From A Library – Captain America: Winter Soldier vol 1

Captain America #1‒7 by Ed Brubaker, Steve Epting, Michael Lark and John Paul Leon

I have read some Captain America comics in my time, as well as comics with Cap as a central character in a team, but I’ve never really connected with the character. For this reason, I didn’t pick up this new version of Steve Rogers, even though Brubaker was writing it. Brubaker has written some great books (Scene of the Crime, Point Blank, Sleeper, Gotham Central) and continues to write excellent books (Daredevil, Immortal Iron Fist, Criminal), yet that wasn’t enough to make me pick up the book. So, once again, thanks to the library for existing.

Even with my doubts about the character, this is a great read. It starts with a cracking first issue: a bout of intrigue in Russia with the Red Skull and General Lukin and talk of the Cosmic Cube, followed by setting up the threat of the Skull and the current status quo for Steve Rogers, and some wordless action where Cap takes down some terrorists (plus a little insight into Cap’s emotional state). Then, with little preamble, and building up the Red Skull threat, ‘KSSH’ ‒ the Red Skull is shot through the heart by a mystery assassin working for Lukin, before he can use the Cube. Now that’s how you write a first issue to make people come back for the next one.

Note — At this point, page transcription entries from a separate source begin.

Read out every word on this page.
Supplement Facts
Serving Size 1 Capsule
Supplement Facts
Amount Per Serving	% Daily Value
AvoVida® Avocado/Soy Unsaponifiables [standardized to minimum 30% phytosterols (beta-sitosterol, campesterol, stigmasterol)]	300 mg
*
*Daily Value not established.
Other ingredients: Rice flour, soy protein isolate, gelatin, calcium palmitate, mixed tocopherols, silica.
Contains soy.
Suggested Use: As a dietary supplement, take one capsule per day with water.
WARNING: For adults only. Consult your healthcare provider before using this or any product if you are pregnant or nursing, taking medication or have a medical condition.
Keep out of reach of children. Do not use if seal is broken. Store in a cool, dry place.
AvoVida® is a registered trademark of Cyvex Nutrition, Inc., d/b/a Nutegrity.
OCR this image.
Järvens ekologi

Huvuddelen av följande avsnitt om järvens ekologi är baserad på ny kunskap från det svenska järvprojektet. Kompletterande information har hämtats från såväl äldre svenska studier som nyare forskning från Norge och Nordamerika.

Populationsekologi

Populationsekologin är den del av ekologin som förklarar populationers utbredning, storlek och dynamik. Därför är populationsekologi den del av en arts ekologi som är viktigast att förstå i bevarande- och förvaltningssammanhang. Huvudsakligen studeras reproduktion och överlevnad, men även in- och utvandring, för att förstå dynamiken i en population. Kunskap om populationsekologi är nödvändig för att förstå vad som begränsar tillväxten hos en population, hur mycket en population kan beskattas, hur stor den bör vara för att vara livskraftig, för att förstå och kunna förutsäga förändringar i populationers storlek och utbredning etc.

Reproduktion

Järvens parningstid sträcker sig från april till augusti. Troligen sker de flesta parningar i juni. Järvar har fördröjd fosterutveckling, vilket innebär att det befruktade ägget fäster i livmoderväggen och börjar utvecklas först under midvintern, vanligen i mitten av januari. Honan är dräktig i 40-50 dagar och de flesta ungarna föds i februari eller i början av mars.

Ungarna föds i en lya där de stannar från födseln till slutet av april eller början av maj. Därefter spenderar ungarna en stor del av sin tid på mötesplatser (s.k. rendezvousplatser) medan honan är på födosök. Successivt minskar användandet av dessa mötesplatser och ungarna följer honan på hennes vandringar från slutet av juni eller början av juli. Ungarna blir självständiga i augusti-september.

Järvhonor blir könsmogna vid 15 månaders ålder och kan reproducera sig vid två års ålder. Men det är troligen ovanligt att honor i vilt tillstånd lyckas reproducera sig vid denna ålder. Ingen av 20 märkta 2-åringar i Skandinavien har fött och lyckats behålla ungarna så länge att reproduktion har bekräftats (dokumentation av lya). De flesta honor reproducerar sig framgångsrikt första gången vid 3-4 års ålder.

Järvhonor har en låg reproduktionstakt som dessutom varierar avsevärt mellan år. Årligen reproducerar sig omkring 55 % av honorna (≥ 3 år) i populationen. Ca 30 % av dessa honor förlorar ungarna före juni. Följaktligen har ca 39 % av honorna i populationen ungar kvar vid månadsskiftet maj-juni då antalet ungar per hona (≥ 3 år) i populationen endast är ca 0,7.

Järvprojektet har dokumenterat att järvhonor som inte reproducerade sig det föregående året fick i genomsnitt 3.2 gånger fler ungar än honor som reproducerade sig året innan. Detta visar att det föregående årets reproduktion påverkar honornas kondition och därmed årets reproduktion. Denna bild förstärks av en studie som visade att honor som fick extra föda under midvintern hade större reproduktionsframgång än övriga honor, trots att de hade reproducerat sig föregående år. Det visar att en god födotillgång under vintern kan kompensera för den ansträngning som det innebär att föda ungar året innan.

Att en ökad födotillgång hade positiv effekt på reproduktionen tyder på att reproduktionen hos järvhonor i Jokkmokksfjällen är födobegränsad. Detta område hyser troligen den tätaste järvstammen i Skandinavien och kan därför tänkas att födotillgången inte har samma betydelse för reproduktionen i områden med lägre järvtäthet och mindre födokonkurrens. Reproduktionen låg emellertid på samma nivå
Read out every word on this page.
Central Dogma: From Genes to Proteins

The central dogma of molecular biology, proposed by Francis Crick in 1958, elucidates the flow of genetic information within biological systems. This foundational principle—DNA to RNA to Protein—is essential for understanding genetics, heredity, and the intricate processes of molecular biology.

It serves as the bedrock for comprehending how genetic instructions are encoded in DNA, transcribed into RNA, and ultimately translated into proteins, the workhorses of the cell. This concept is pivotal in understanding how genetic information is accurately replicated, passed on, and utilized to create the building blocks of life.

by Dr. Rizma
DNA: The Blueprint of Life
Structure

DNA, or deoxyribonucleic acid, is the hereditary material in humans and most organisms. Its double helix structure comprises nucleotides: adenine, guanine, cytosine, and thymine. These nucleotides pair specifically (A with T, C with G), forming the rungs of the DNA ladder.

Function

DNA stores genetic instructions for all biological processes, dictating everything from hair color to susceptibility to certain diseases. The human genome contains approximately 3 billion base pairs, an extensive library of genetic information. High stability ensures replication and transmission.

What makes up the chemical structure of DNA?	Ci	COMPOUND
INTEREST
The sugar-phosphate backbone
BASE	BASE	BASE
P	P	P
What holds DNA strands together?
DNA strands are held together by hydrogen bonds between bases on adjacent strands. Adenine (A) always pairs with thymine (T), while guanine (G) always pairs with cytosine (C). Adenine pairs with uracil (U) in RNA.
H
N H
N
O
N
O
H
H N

Brubaker keeps everything grounded: Skull’s DNA is checked (his body was a clone of Rogers) and there’s nice stuff about SHIELD having to destroy any samples they take from Rogers in case it’s used for nefarious purposes. In tandem, Cap is having flashbacks (with perfect art from Lark, his documentary style really capturing the feel of old war photos) that don’t seem to make sense, and he and SHIELD are investigating. At the end of this issue, Jack Monroe (the former Nomad and sidekick) is killed by the same assassin with the metallic hand. This is linked to the history of the Captain America (with mention of two previous Captain Americas) and the second world war, showing Brubaker has done his research and is working from a masterplan.

Now, of course, we know that the assassin is really Bucky Barnes, who we all thought long dead, but was revived and brainwashed by the Russians, which is such a simple and brilliant idea I’m amazed nobody thought of it before. Brubaker is able to completely change my view of the character: ‘The real secret of what Bucky was … he was highly trained. He wouldn’t’ve been out there with us if he wasn’t.’ I had always thought of Bucky as the chirpy, plucky teen sidekick, not a hardcore, well-trained killer. (Cap: ‘Bucky did the things I couldn’t.’)

There are more flashbacks to an incident with the Red Skull and the Russians, where a village was completely destroyed (and where Lark makes The Human Torch and Namor actually look cool), and there are more mysteries, such as the classified document called Winter Soldier that Fury doesn’t want Cap to know about.

With a visit to the island off the English Channel not on any maps, to the place where Cap ‘died’, and the return of Sharon ‘Agent 13’ Carter to recurring character duties, Brubaker is showing due care and attention. This is demonstrated in issue 7, illustrated by Leon, which is all about Jack Monroe, almost an apology for killing him in issue 3. It’s an interesting little story, but it gets in the way of the main thrust of the narrative, and is annoying because it is the end of the book even if it isn’t the end of the story. Combined with the surprisingly effective art of Epting (an artist I thought of as just an ’90s Marvel superhero artist but who has graduated to much better work here) and the intriguing mystery that Brubaker has concocted, this has to be one of the best revival of a main character (matched perhaps with his joint updating of Iron Fist with Matt Fraction) in some time, and definitely one of the best resurrection of a character long thought to be officially dead. This story has changed my perceptions of what can be done in a Captain America story, and makes me eager to read the Death of Captain America story.